Drone photographs have revealed the scale of migrant crossings in the English Channel as the UK authorities struggle to stem the flow of arrivals.
More than 100 small boats were pictured piled up in rows at a compound in Dover, southern England, after they were used by migrants to cross the shipping lane, mainly from France, before being intercepted by UK Border Force patrols.
Record numbers of migrants have made the journey to the UK this year despite promises from the British government to make the crossing "unviable".
More than 9,000 migrants crossed the Channel so far this year, surpassing the 2020 total when a record 8,417 people landed on British shores.
The striking photographs of the abandoned dinghies come after the UK government agreed a deal with France to step up patrols along the French coastline.
The deal will cost the UK more than £54 million ($73m), according to the French Interior Ministry.
About 2,000 migrants are understood to be gathered in northern France, roughly double the number waiting to cross in March.
Officials fear that high numbers of arrivals will continue throughout the summer as the warm weather creates favourable conditions in the Channel.
The UK Home Office previously said migrants were now taking "even longer, riskier journeys" after people smugglers changed their tactics and moved farther east along the French coast.
They send out vessels in waves, with smaller boats sent out first to distract the French authorities. Larger boats then carry more migrants across later.

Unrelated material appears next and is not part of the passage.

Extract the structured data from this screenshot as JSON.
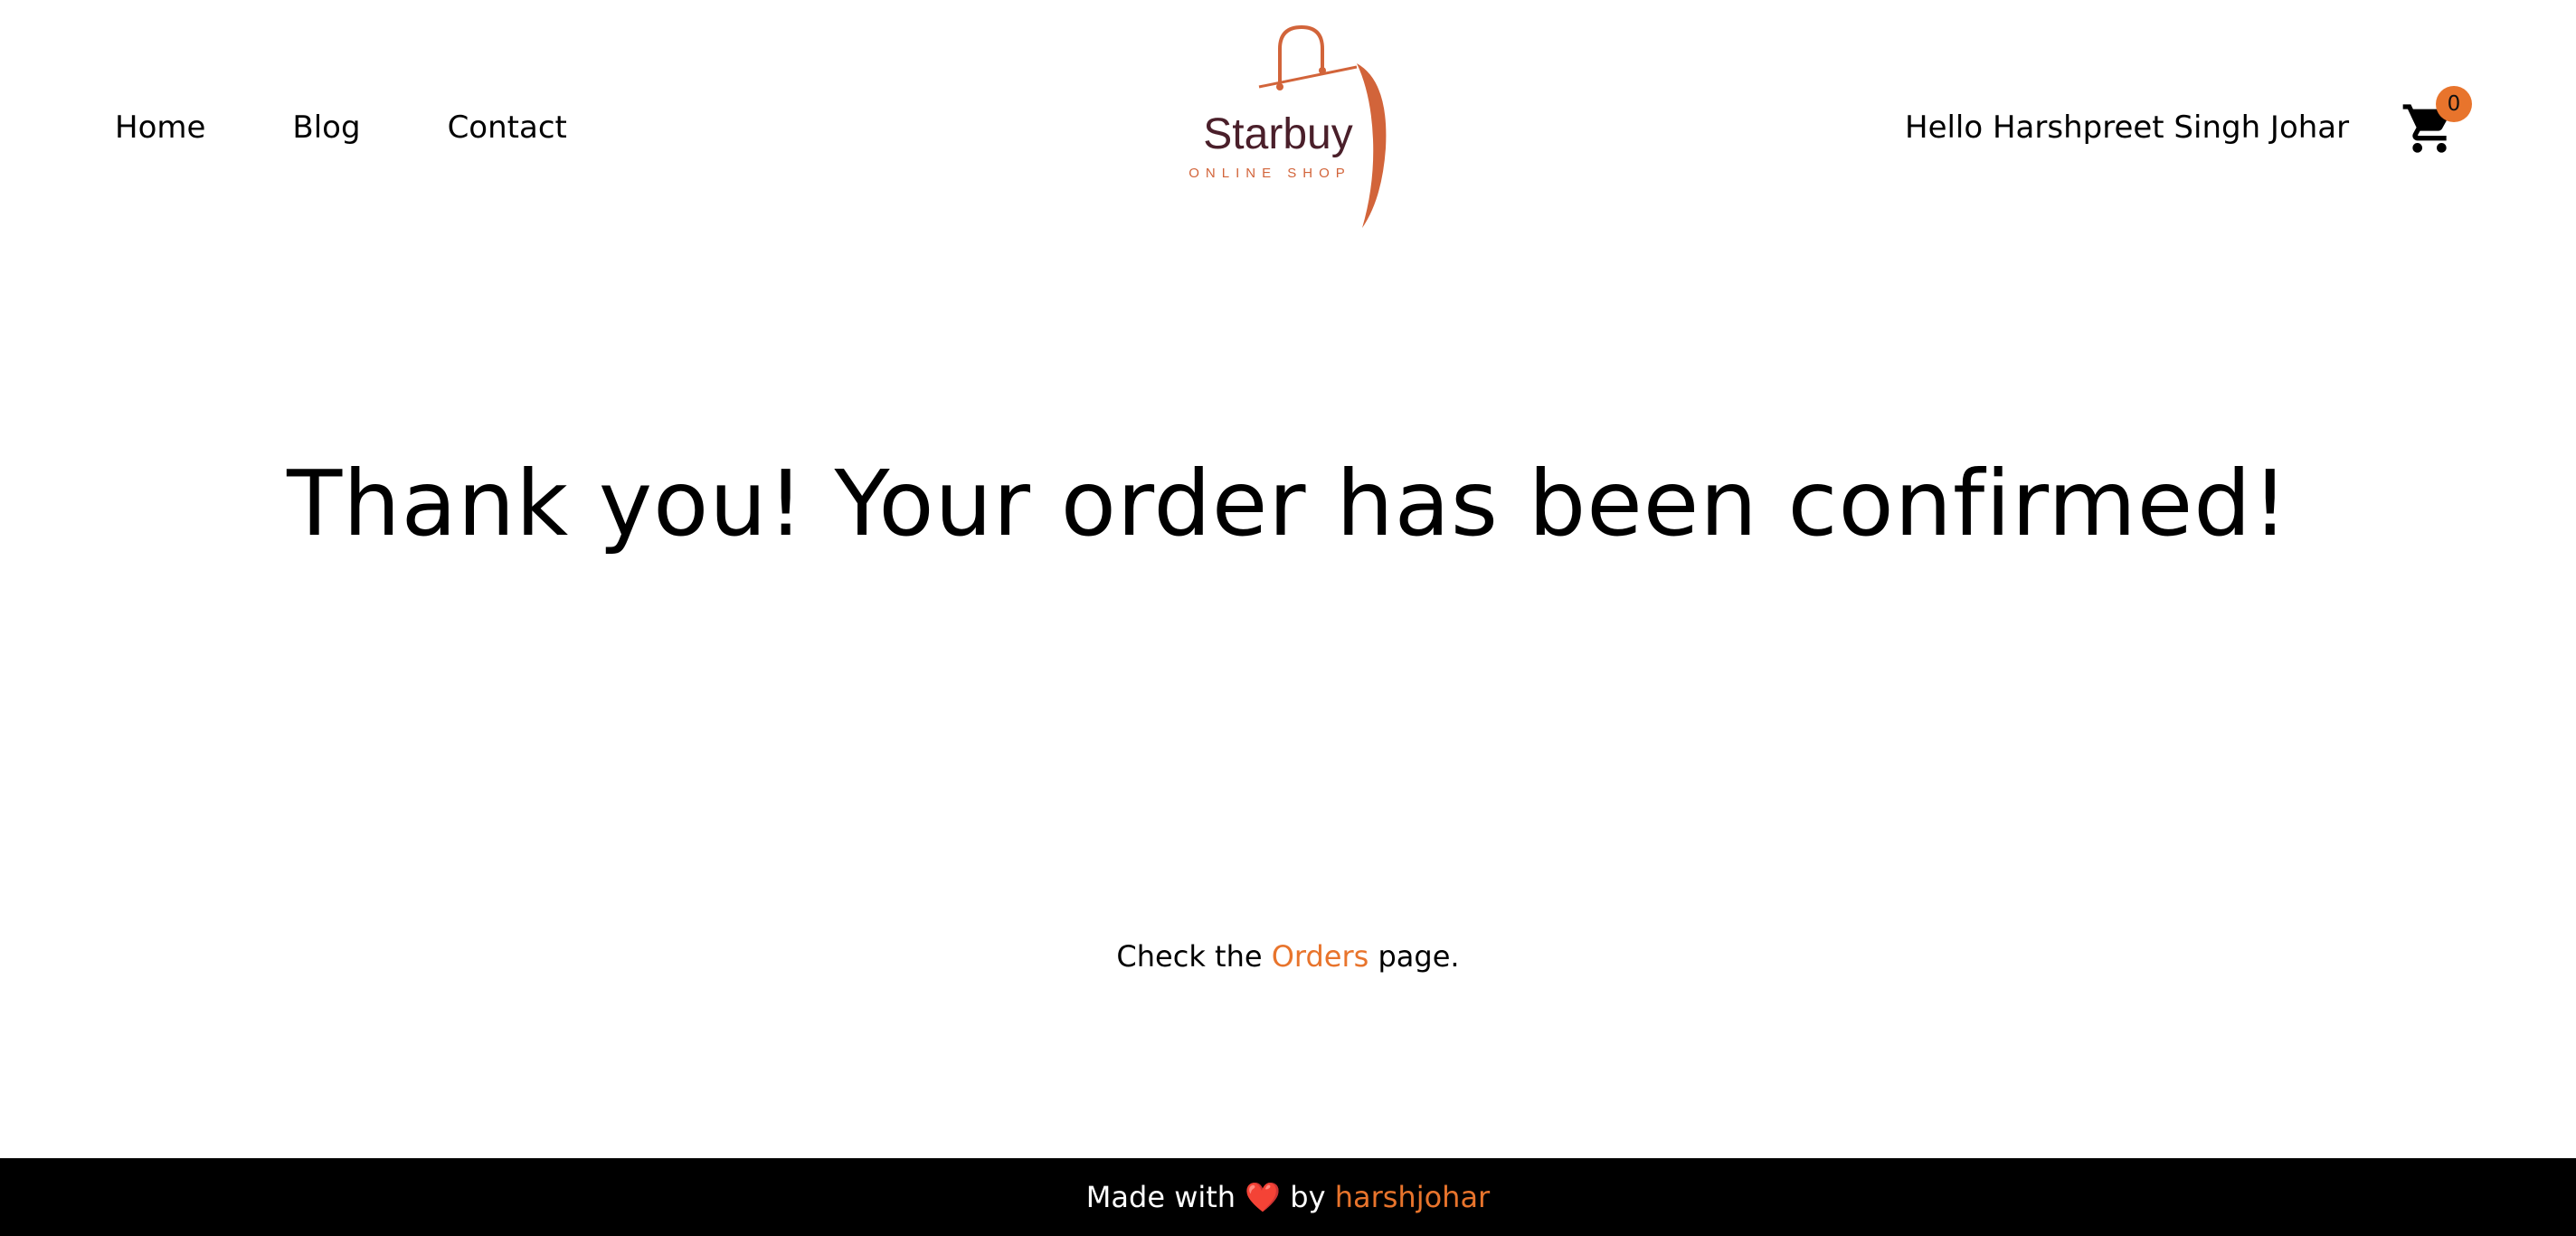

Officials said one boat last week had 83 people on board.
The UK is attempting to intervene earlier by educating migrants about the dangers of the Channel crossing and the ruthlessness of people smugglers.
But the Home Office wants France to do more on the issue as well.
It said the new support announced by the UK will enable France "to respond by posting more security forces further up the coast, installing and utilising the latest surveillance equipment throughout northern France".
Nearly 600 people were stopped by border patrols while trying to cross the English Channel in more than a dozen separate incidents on Sunday.
After the British authorities detained 378 people on their side of the Channel, UK Home Secretary Priti Patel declared her “unwavering determination” to put a stop to illegal migration.
Another 178 people were intercepted by the French authorities in five further incidents and stopped from reaching British shores.
Meanwhile, Paris is calling for help from the EU’s border agency, Frontex.
Frontex’s operations – which have come under scrutiny because of alleged human rights breaches in the Mediterranean – are mainly focused on people trying to cross the EU’s southern borders in Greece, Spain and Italy.
But French Interior Minister Gerald Darmanin said it should help to curb cross-Channel migration after the number of crossings rose to record levels.
He said France would push for greater EU action on asylum seekers when it takes on the rotating presidency of the bloc in January.
“I myself have contacted Frontex, which is predominantly taking care of Southern Europe, and asked them to deal with Northern Europe, too,” he said.
“Sixty per cent of migrants who come here, come via Belgium. So, our spectrum must be very wide. We need European air surveillance.”